QUAND LE NIL RECRACHE DES TÊTES COUPÉES
Parker Bilal entraîne son privé Makana dans le milieu des réfugiés soudanais du Caire et dans une clinique pour très riches
◗ Parker Bilal – alias Jamal Mahjoub – revient avec un nouveau polar égyptien que l’on dévore avec autant de délice que les précédents. Bien sûr, l’intrigue de La Cité des chacals est macabre. Evidemment les puissants y sont minables et les forces de l’ordre plus que critiquables. Mais il y a chez cet auteur anglo-soudanais – qui vit aujourd’hui à Amsterdam – un tel bonheur d’écriture qu’il rend supportables même les descriptions les plus sordides. Comme si, nous tapotant l’épaule, il nous rappelait dans un clin d’oeil amical: oui, oui c’est peut-être arrivé, mais n’oubliez pas que nous sommes dans une fiction, voire dans une fable.

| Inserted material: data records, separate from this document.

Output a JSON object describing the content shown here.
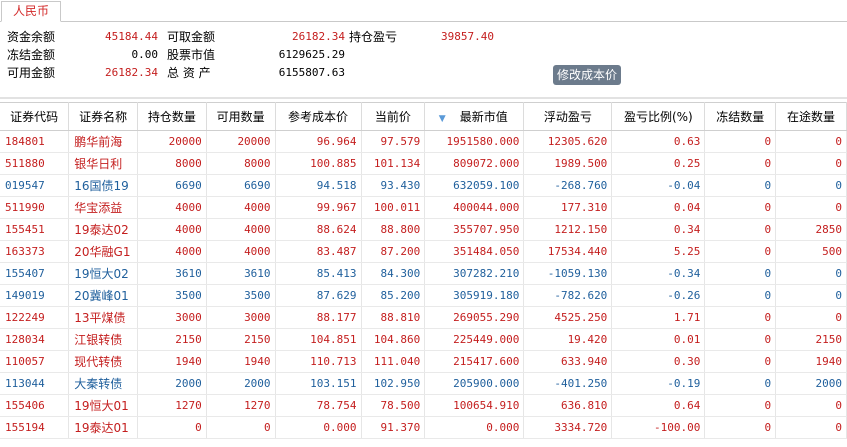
{
  "tab": {
    "label": "人民币"
  },
  "summary": {
    "row1": [
      {
        "label": "资金余额",
        "value": "45184.44"
      },
      {
        "label": "可取金额",
        "value": "26182.34"
      },
      {
        "label": "持仓盈亏",
        "value": "39857.40"
      }
    ],
    "row2": [
      {
        "label": "冻结金额",
        "value": "0.00"
      },
      {
        "label": "股票市值",
        "value": "6129625.29"
      }
    ],
    "row3": [
      {
        "label": "可用金额",
        "value": "26182.34"
      },
      {
        "label": "总 资 产",
        "value": "6155807.63"
      }
    ],
    "modify_cost_button": "修改成本价"
  },
  "table": {
    "headers": [
      "证券代码",
      "证券名称",
      "持仓数量",
      "可用数量",
      "参考成本价",
      "当前价",
      "最新市值",
      "浮动盈亏",
      "盈亏比例(%)",
      "冻结数量",
      "在途数量"
    ],
    "sorted_column": "最新市值",
    "rows": [
      {
        "color": "red",
        "cells": [
          "184801",
          "鹏华前海",
          "20000",
          "20000",
          "96.964",
          "97.579",
          "1951580.000",
          "12305.620",
          "0.63",
          "0",
          "0"
        ]
      },
      {
        "color": "red",
        "cells": [
          "511880",
          "银华日利",
          "8000",
          "8000",
          "100.885",
          "101.134",
          "809072.000",
          "1989.500",
          "0.25",
          "0",
          "0"
        ]
      },
      {
        "color": "blue",
        "cells": [
          "019547",
          "16国债19",
          "6690",
          "6690",
          "94.518",
          "93.430",
          "632059.100",
          "-268.760",
          "-0.04",
          "0",
          "0"
        ]
      },
      {
        "color": "red",
        "cells": [
          "511990",
          "华宝添益",
          "4000",
          "4000",
          "99.967",
          "100.011",
          "400044.000",
          "177.310",
          "0.04",
          "0",
          "0"
        ]
      },
      {
        "color": "red",
        "cells": [
          "155451",
          "19泰达02",
          "4000",
          "4000",
          "88.624",
          "88.800",
          "355707.950",
          "1212.150",
          "0.34",
          "0",
          "2850"
        ]
      },
      {
        "color": "red",
        "cells": [
          "163373",
          "20华融G1",
          "4000",
          "4000",
          "83.487",
          "87.200",
          "351484.050",
          "17534.440",
          "5.25",
          "0",
          "500"
        ]
      },
      {
        "color": "blue",
        "cells": [
          "155407",
          "19恒大02",
          "3610",
          "3610",
          "85.413",
          "84.300",
          "307282.210",
          "-1059.130",
          "-0.34",
          "0",
          "0"
        ]
      },
      {
        "color": "blue",
        "cells": [
          "149019",
          "20冀峰01",
          "3500",
          "3500",
          "87.629",
          "85.200",
          "305919.180",
          "-782.620",
          "-0.26",
          "0",
          "0"
        ]
      },
      {
        "color": "red",
        "cells": [
          "122249",
          "13平煤债",
          "3000",
          "3000",
          "88.177",
          "88.810",
          "269055.290",
          "4525.250",
          "1.71",
          "0",
          "0"
        ]
      },
      {
        "color": "red",
        "cells": [
          "128034",
          "江银转债",
          "2150",
          "2150",
          "104.851",
          "104.860",
          "225449.000",
          "19.420",
          "0.01",
          "0",
          "2150"
        ]
      },
      {
        "color": "red",
        "cells": [
          "110057",
          "现代转债",
          "1940",
          "1940",
          "110.713",
          "111.040",
          "215417.600",
          "633.940",
          "0.30",
          "0",
          "1940"
        ]
      },
      {
        "color": "blue",
        "cells": [
          "113044",
          "大秦转债",
          "2000",
          "2000",
          "103.151",
          "102.950",
          "205900.000",
          "-401.250",
          "-0.19",
          "0",
          "2000"
        ]
      },
      {
        "color": "red",
        "cells": [
          "155406",
          "19恒大01",
          "1270",
          "1270",
          "78.754",
          "78.500",
          "100654.910",
          "636.810",
          "0.64",
          "0",
          "0"
        ]
      },
      {
        "color": "red",
        "cells": [
          "155194",
          "19泰达01",
          "0",
          "0",
          "0.000",
          "91.370",
          "0.000",
          "3334.720",
          "-100.00",
          "0",
          "0"
        ]
      }
    ]
  },
  "colors": {
    "positive": "#c41e1e",
    "negative": "#1f5f9c",
    "button_bg": "#6c7b8c",
    "sort_indicator": "#5a9ad8"
  }
}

La Cité des chacals, cinquième polar de Parker Bilal, reste fidèle à l’esprit des précédents dans sa générosité et sa liberté. On y retrouve son enquêteur fétiche, le privé Makana, ex-policier soudanais réfugié au Caire pour sauver sa peau. Grand fumeur de cigarettes Cleopatra, l’homme vit toujours sur son awama, une péniche décatie amarrée sur le Nil et qui, avec l’hiver, lui paraît «aussi sordide et humide qu’une épave engloutie». Makana a toutefois le sentiment qu’il commence à se faire vieux: il supporte de moins en moins cette précarité.
FRONT SCARIFIÉ
Son curieux lieu de résidence lui permet toutefois d’être aux premières loges quand un pêcheur remonte une tête coupée dans ses filets. Si l’on en croit les scarifications qui marquent le front de la victime, il s’agirait d’un Soudanais du Sud. Un des réfugiés qui campent devant la mosquée Mustapha Mahmoud pour attirer l’attention sur leur triste sort et réclamer des droits? La police a tôt fait de se désintéresser de l’affaire. Touché par ce destin qui fait écho à sa propre histoire, Makana cherche à en savoir plus et tombe, sans s’y attendre, sur les sinistres agissements d’une clinique pour riches, pour très riches.
En parallèle, et avec le même engagement, il poursuit une autre enquête, «officielle» celle-ci: Hossam Hafiz, le propriétaire du respectable restaurant italien Les Jardins de Verdi, l’a chargé de retrouver son fils Mourad, un jeune étudiant de 22 ans qui a mystérieusement disparu.
Vous imaginez que les deux affaires sont liées? Et vous n’avez pas tort. Avant de nous livrer le fin mot de l’histoire, Parker Bilal nous offre toutefois, comme à son habitude, de très belles atmosphères, des descriptions lyriques de la ville qui «semblait exhaler un profond soupir de soulagement quand il pleuvait» ainsi que quelques passages plus épiques lorsque Makana se retrouve, dans l’obscurité, à combattre une véritable armée de rats affamés.
Affamé, notre enquêteur l’est aussi parfois. On le retrouve donc attablé avec quelques amis fidèles chez Aswani – une vieille connaissance du lecteur de Parker Bilal – devant d’énormes plateaux de riz, de viandes rôties et de légumes grillés, sans oublier l’une des fameuses spécialités du chef, «à la pâte suffisamment fine pour vêtir une jeune mariée lors de sa nuit de noces, fourrée d’un succulent mélange de viande de caille et d’abricots secs».